Altmaier will den Ausbau der Photovoltaik bremsen

In den letzten Jahren konnte ein stetiger Wachstum beim Bau von Photovoltaikanlagen und Solarparks festgestellt werden. Dazu brauch man sich lediglich in der eigenen Gegend umschauen. Anlagen werden auf die Dächer gesetzt, Solarparks werden auf freie Flächen gesetzt und das Stromnetz wird an die Belastungsgrenze gebracht. Bundesumweltminister Peter Altmaier (CDU) will diesem Vorgehen nun einen Riegel vorschieben.

Nach seiner Aussage muss der Ausbau der Photovoltaik in Deutschland bezahlbar, organisch und beherrschbar sein. Die Entwicklung sei „in dieser Geschwindigkeit weder nachhaltig noch bezahlbar“. Diese Aussagen traf Altmaier in einem Gastbeitrag in der Financial Times. Realisiert werden soll dies durch eine kurzfristige Reform des Energieeinspeisegesetzes (EEG). 
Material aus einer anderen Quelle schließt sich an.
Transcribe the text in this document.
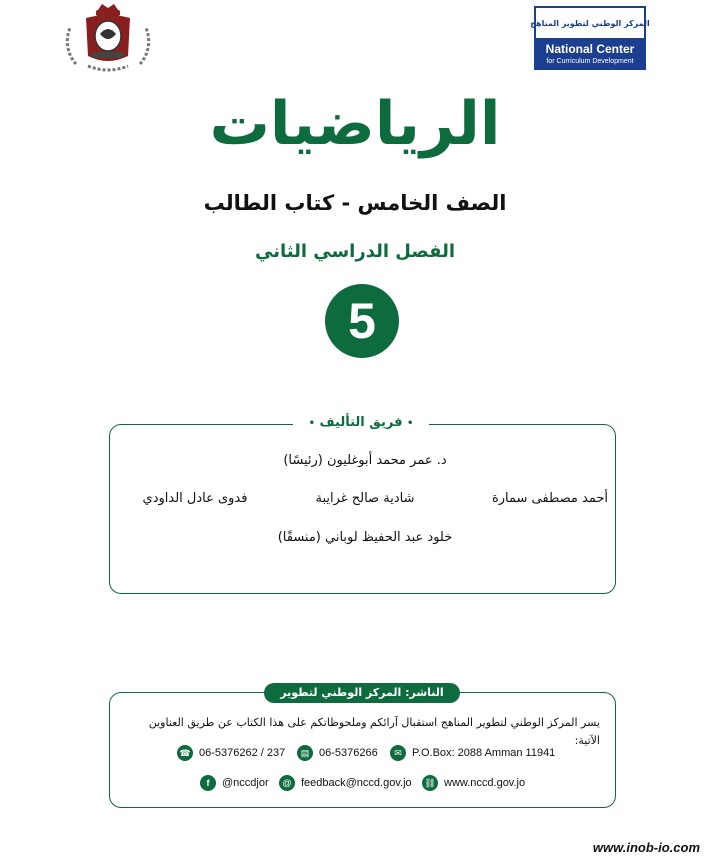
المركز الوطني لتطوير المناهج
National Center
for Curriculum Development
الرياضيات
الصف الخامس - كتاب الطالب
الفصل الدراسي الثاني
5
• فريق التأليف •
د. عمر محمد أبوغليون (رئيسًا)
أحمد مصطفى سمارة
شادية صالح غرايبة
فدوى عادل الداودي
خلود عبد الحفيظ لوباني (منسقًا)
الناشر: المركز الوطني لتطوير المناهج
يسر المركز الوطني لتطوير المناهج استقبال آرائكم وملحوظاتكم على هذا الكتاب عن طريق العناوين الآتية:
☎ 06-5376262 / 237	▤ 06-5376266	✉ P.O.Box: 2088 Amman 11941
f	@nccdjor	@ feedback@nccd.gov.jo ⛓ www.nccd.gov.jo
www.inob-io.com
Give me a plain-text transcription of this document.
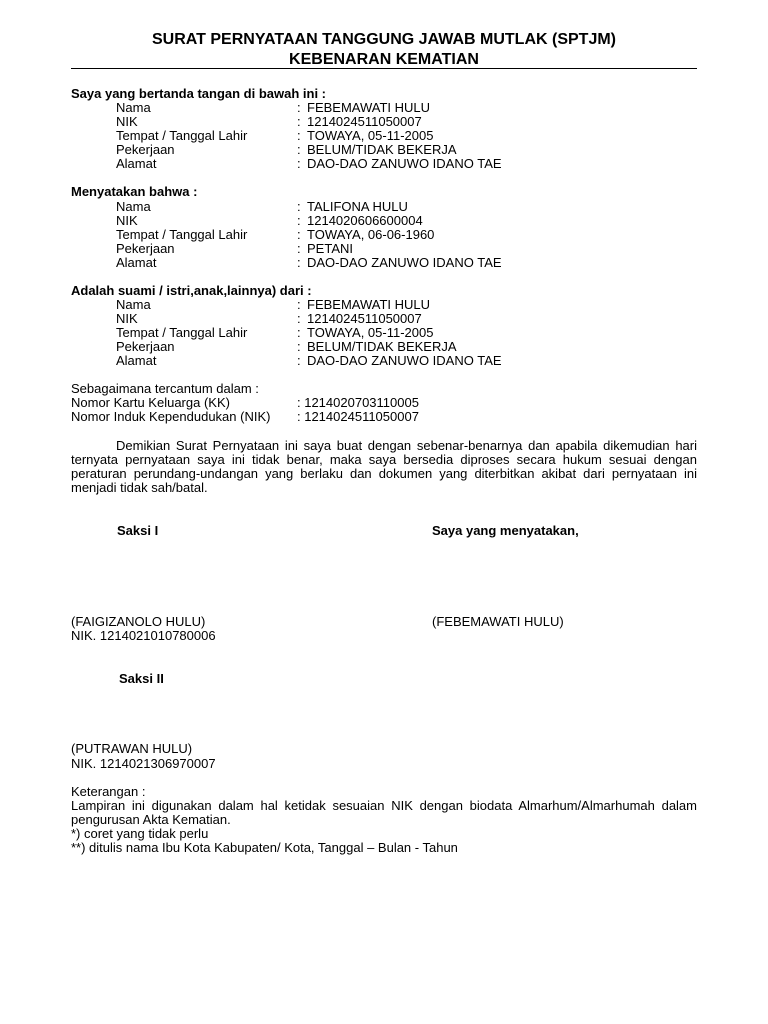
SURAT PERNYATAAN TANGGUNG JAWAB MUTLAK (SPTJM)
KEBENARAN KEMATIAN
Saya yang bertanda tangan di bawah ini :
Nama	: FEBEMAWATI HULU
NIK	: 1214024511050007
Tempat / Tanggal Lahir	: TOWAYA, 05-11-2005
Pekerjaan	: BELUM/TIDAK BEKERJA
Alamat	: DAO-DAO ZANUWO IDANO TAE
Menyatakan bahwa :
Nama	: TALIFONA HULU
NIK	: 1214020606600004
Tempat / Tanggal Lahir	: TOWAYA, 06-06-1960
Pekerjaan	: PETANI
Alamat	: DAO-DAO ZANUWO IDANO TAE
Adalah suami / istri,anak,lainnya) dari :
Nama	: FEBEMAWATI HULU
NIK	: 1214024511050007
Tempat / Tanggal Lahir	: TOWAYA, 05-11-2005
Pekerjaan	: BELUM/TIDAK BEKERJA
Alamat	: DAO-DAO ZANUWO IDANO TAE
Sebagaimana tercantum dalam :
Nomor Kartu Keluarga (KK)	: 1214020703110005
Nomor Induk Kependudukan (NIK) : 1214024511050007
Demikian Surat Pernyataan ini saya buat dengan sebenar-benarnya dan apabila dikemudian hari ternyata pernyataan saya ini tidak benar, maka saya bersedia diproses secara hukum sesuai dengan peraturan perundang-undangan yang berlaku dan dokumen yang diterbitkan akibat dari pernyataan ini menjadi tidak sah/batal.
Saksi I	Saya yang menyatakan,
(FAIGIZANOLO HULU)	(FEBEMAWATI HULU)
NIK. 1214021010780006
Saksi II
(PUTRAWAN HULU)
NIK. 1214021306970007
Keterangan :
Lampiran ini digunakan dalam hal ketidak sesuaian NIK dengan biodata Almarhum/Almarhumah dalam pengurusan Akta Kematian.
*) coret yang tidak perlu
**) ditulis nama Ibu Kota Kabupaten/ Kota, Tanggal – Bulan - Tahun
Trotz Kürzung ist die Zubaurate zu hoch

Die Bundesregierung hatte erst vor kurzer Zeit die eigenen Kürzungspläne der Solarförderung bestätigt, trotzdem ist die Zubaurate in der Photovoltaik weiterhin zu hoch. Sollte die Entwicklung also trotz Kürzung so weitergehen, werden Ende 2020 über 90 Gigawatt alleine an Leistung aus der Photovoltaik gewonnen werden können. Der Strombedarf bei einem sonnigen Sonntagnachmittag liegt jedoch nur bei 35 Gigawatt. Altmaier sieht dabei jedoch nicht den Ausbau an sich und die damit verbundenen Ziele als falsch an, sondern kritisiert viel eher das Tempo und die fehlende Organisation.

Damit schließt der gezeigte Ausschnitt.